# Next Portland Oregon MEET SUNDAY Jan 8th @ 12:30



## fatbike (Dec 18, 2011)

Hope all can make it!!!  Lucky Labrador Brewery 1940 NW Quimby St. Portland OR. The focus is heavy weights and anything prewar but all are welcome regardless of what you ride or don't ride. 



Any questions pleas call 503.708.2627


thanks Derek


----------



## VintageSchwinn.com (Dec 18, 2011)

Hey, I SAW this one!!


----------



## fatbike (Dec 20, 2011)

*Alright!*

Glad you did Aaron. Everyone at the meet the last two were wondering why you haven't been. No pressure of coarse if can't make it, but hope to see you there.


Derek


----------



## Boris (Dec 20, 2011)

VintageSchwinn.com said:


> Hey, I SAW this one!!




Can I still hit you in the head with a board?


----------



## BWbiker (Dec 21, 2011)

*PDX Meet Lucky Lab....*



fatbike said:


> Hope all can make it!!!  Lucky Labrador Brewery 1940 NW Quimby St.
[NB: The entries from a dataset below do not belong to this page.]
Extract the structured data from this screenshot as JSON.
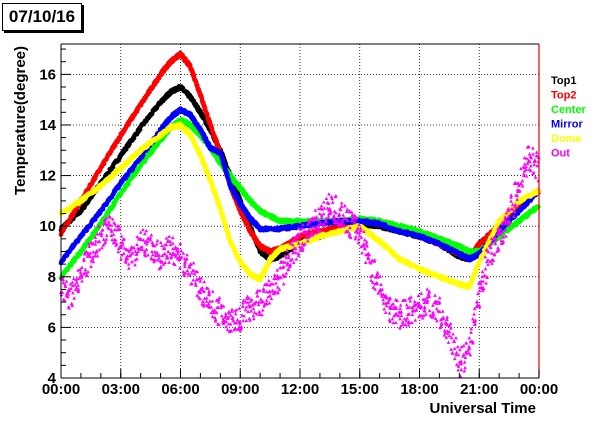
{
  "title": "07/10/16",
  "chart_data": {
    "type": "scatter",
    "title": "07/10/16",
    "xlabel": "Universal Time",
    "ylabel": "Temperature(degree)",
    "xlim": [
      0,
      24
    ],
    "ylim": [
      4,
      17.2
    ],
    "grid": true,
    "legend_position": "right",
    "x_ticks": [
      0,
      3,
      6,
      9,
      12,
      15,
      18,
      21,
      24
    ],
    "x_tick_labels": [
      "00:00",
      "03:00",
      "06:00",
      "09:00",
      "12:00",
      "15:00",
      "18:00",
      "21:00",
      "00:00"
    ],
    "y_ticks": [
      4,
      6,
      8,
      10,
      12,
      14,
      16
    ],
    "y_tick_labels": [
      "4",
      "6",
      "8",
      "10",
      "12",
      "14",
      "16"
    ],
    "series": [
      {
        "name": "Top1",
        "color": "#000000",
        "x": [
          0,
          1,
          2,
          3,
          4,
          5,
          5.5,
          6,
          6.5,
          7,
          7.5,
          8,
          8.5,
          9,
          9.5,
          10,
          10.5,
          11,
          12,
          13,
          14,
          15,
          16,
          17,
          18,
          19,
          20,
          20.5,
          21,
          22,
          23,
          24
        ],
        "y": [
          9.9,
          10.6,
          11.7,
          12.8,
          13.9,
          14.9,
          15.3,
          15.5,
          15.1,
          14.5,
          13.8,
          13.0,
          12.0,
          11.0,
          10.0,
          9.0,
          8.7,
          8.8,
          9.4,
          9.6,
          9.9,
          10.1,
          10.0,
          9.8,
          9.6,
          9.3,
          8.8,
          8.7,
          9.3,
          10.0,
          10.8,
          11.4
        ]
      },
      {
        "name": "Top2",
        "color": "#ff0000",
        "x": [
          0,
          1,
          2,
          3,
          4,
          5,
          5.5,
          6,
          6.5,
          7,
          7.5,
          8,
          8.5,
          9,
          9.5,
          10,
          10.5,
          11,
          12,
          13,
          14,
          15,
          16,
          17,
          18,
          19,
          20,
          20.5,
          21,
          22,
          23,
          24
        ],
        "y": [
          9.7,
          11.0,
          12.3,
          13.6,
          14.8,
          16.0,
          16.5,
          16.8,
          16.3,
          15.2,
          14.0,
          12.9,
          11.6,
          10.6,
          9.8,
          9.2,
          9.0,
          9.1,
          9.6,
          9.8,
          10.0,
          10.2,
          10.1,
          9.9,
          9.6,
          9.3,
          8.9,
          8.7,
          9.3,
          10.0,
          10.8,
          11.4
        ]
      },
      {
        "name": "Center",
        "color": "#00ff00",
        "x": [
          0,
          1,
          2,
          3,
          4,
          5,
          5.5,
          6,
          6.5,
          7,
          7.5,
          8,
          8.5,
          9,
          9.5,
          10,
          11,
          12,
          13,
          14,
          15,
          16,
          17,
          18,
          19,
          20,
          20.5,
          21,
          22,
          23,
          24
        ],
        "y": [
          8.0,
          9.0,
          10.1,
          11.3,
          12.4,
          13.4,
          13.9,
          14.2,
          14.0,
          13.6,
          13.1,
          12.5,
          12.0,
          11.5,
          11.0,
          10.6,
          10.2,
          10.2,
          10.2,
          10.2,
          10.3,
          10.2,
          10.0,
          9.8,
          9.5,
          9.2,
          9.0,
          9.0,
          9.6,
          10.2,
          10.8
        ]
      },
      {
        "name": "Mirror",
        "color": "#0000ff",
        "x": [
          0,
          1,
          2,
          3,
          4,
          5,
          5.5,
          6,
          6.5,
          7,
          7.5,
          8,
          8.5,
          9,
          9.5,
          10,
          11,
          12,
          13,
          14,
          15,
          16,
          17,
          18,
          19,
          20,
          20.5,
          21,
          22,
          23,
          24
        ],
        "y": [
          8.6,
          9.6,
          10.6,
          11.7,
          12.7,
          13.8,
          14.3,
          14.6,
          14.4,
          13.8,
          13.1,
          12.9,
          11.6,
          10.9,
          10.3,
          9.9,
          9.9,
          10.0,
          10.1,
          10.2,
          10.2,
          10.1,
          9.8,
          9.6,
          9.3,
          8.9,
          8.7,
          8.9,
          9.8,
          10.6,
          11.4
        ]
      },
      {
        "name": "Dome",
        "color": "#ffff00",
        "x": [
          0,
          1,
          2,
          3,
          4,
          5,
          5.5,
          6,
          6.5,
          7,
          7.5,
          8,
          8.5,
          9,
          9.5,
          10,
          10.5,
          11,
          12,
          13,
          14,
          15,
          16,
          17,
          18,
          19,
          20,
          20.5,
          21,
          22,
          23,
          24
        ],
        "y": [
          10.5,
          11.0,
          11.6,
          12.3,
          13.0,
          13.6,
          13.9,
          14.0,
          13.6,
          12.8,
          11.8,
          10.7,
          9.4,
          8.6,
          8.1,
          7.9,
          8.7,
          9.1,
          9.3,
          9.6,
          9.8,
          10.0,
          9.4,
          8.7,
          8.3,
          8.0,
          7.7,
          7.6,
          8.6,
          10.2,
          11.0,
          11.4
        ]
      },
      {
        "name": "Out",
        "color": "#ff00ff",
        "x": [
          0,
          0.5,
          1,
          1.5,
          2,
          2.5,
          3,
          3.5,
          4,
          4.5,
          5,
          5.5,
          6,
          6.5,
          7,
          7.5,
          8,
          8.5,
          9,
          9.5,
          10,
          10.5,
          11,
          11.5,
          12,
          12.5,
          13,
          13.5,
          14,
          14.5,
          15,
          15.5,
          16,
          16.5,
          17,
          17.5,
          18,
          18.5,
          19,
          19.5,
          20,
          20.5,
          21,
          21.5,
          22,
          22.5,
          23,
          23.5,
          24
        ],
        "y": [
          7.6,
          7.2,
          8.2,
          8.9,
          9.6,
          10.0,
          9.3,
          8.6,
          9.4,
          9.2,
          8.8,
          9.1,
          8.8,
          8.2,
          7.5,
          7.0,
          6.6,
          6.3,
          6.4,
          6.8,
          7.0,
          7.4,
          8.0,
          8.8,
          9.4,
          10.0,
          10.3,
          10.8,
          10.5,
          10.1,
          9.8,
          8.6,
          7.5,
          6.8,
          6.5,
          6.6,
          6.8,
          7.0,
          6.6,
          5.8,
          4.6,
          5.0,
          7.2,
          8.8,
          9.6,
          10.4,
          11.6,
          12.8,
          12.2
        ]
      }
    ]
  }
}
Portland OR. The focus is heavy weights and anything prewar but all are welcome regardless of what you ride or don't ride.
> 
> 
> 
> ...




Copy Derek, Over, Brad


----------



## Boris (Dec 22, 2011)

BWbiker said:


> Copy Derek, Over, Brad




There's the slight matter of hoisting the Xerox machine, and would Derek actually agree to being copied. Seems like a lot of work for nothing.


----------



## fatbike (Dec 24, 2011)

*Whats up?*

Hey Brad and Dave. Breaker breaker good buddy! Did i miss something? Whats the question? Dave why would you want to hit me in the head with a board?


----------



## BWbiker (Dec 24, 2011)

*Trucker lingo*



fatbike said:


> Hey Brad and Dave. Breaker breaker good buddy! Did i miss something? Whats the question? Dave why would you want to hit me in the head with a board?



 Hi Derek, and Merry Christmas. I was saying I saw your annoucement in my best trucker babble (10-4 big buddy, copy). I am not sure about the board, I thought Dave was directing that at Aaron. Nothing says Merry Christmas like a board to the head! 
This could get violent with a board, copy machine, all that Chicago iron, and DAVE!


----------



## Boris (Dec 24, 2011)

BWbiker said:


> Hi Derek, and Merry Christmas. I was saying I saw your annoucement in my best trucker babble (10-4 big buddy, copy). I am not sure about the board, I thought Dave was directing that at Aaron. Nothing says Merry Christmas like a board to the head!
> This could get violent with a board, copy machine, all that Chicago iron, and DAVE!




...and the frayed cable. Ahhh, the perfect storm.


----------



## Boris (Dec 24, 2011)

fatbike said:


> Hey Brad and Dave. Breaker breaker good buddy! Did i miss something? Whats the question? Dave why would you want to hit me in the head with a board?




Aaron missed the posting for the last meeting and requested that he receive the "board to the head" method of notification for the next one. I volunteered for the job. In answer to your question...well, this could be one reason.  But the line forms behind Aaron. You want some too Brad, or will you be satisfied by just being crushed by the Xerox machine?


----------



## BWbiker (Dec 24, 2011)

*Crushed....*

Yes, crushed by the Xerox machine while Aaron gets the board treatment most cetainly Boris! 
Now what do you haved dreamed up for Derek? The frayed cable....?


----------



## Boris (Dec 24, 2011)

I'm pretty sure that he's in boarding line, and if he agrees to being copied, he'll be the last thing going through your mind.


----------



## Boris (Dec 24, 2011)

BWbiker said:


> Now what do you haved dreamed up for Derek? The frayed cable....?




HEY! Wait a minnit. I'm not volunteering for THAT job!


----------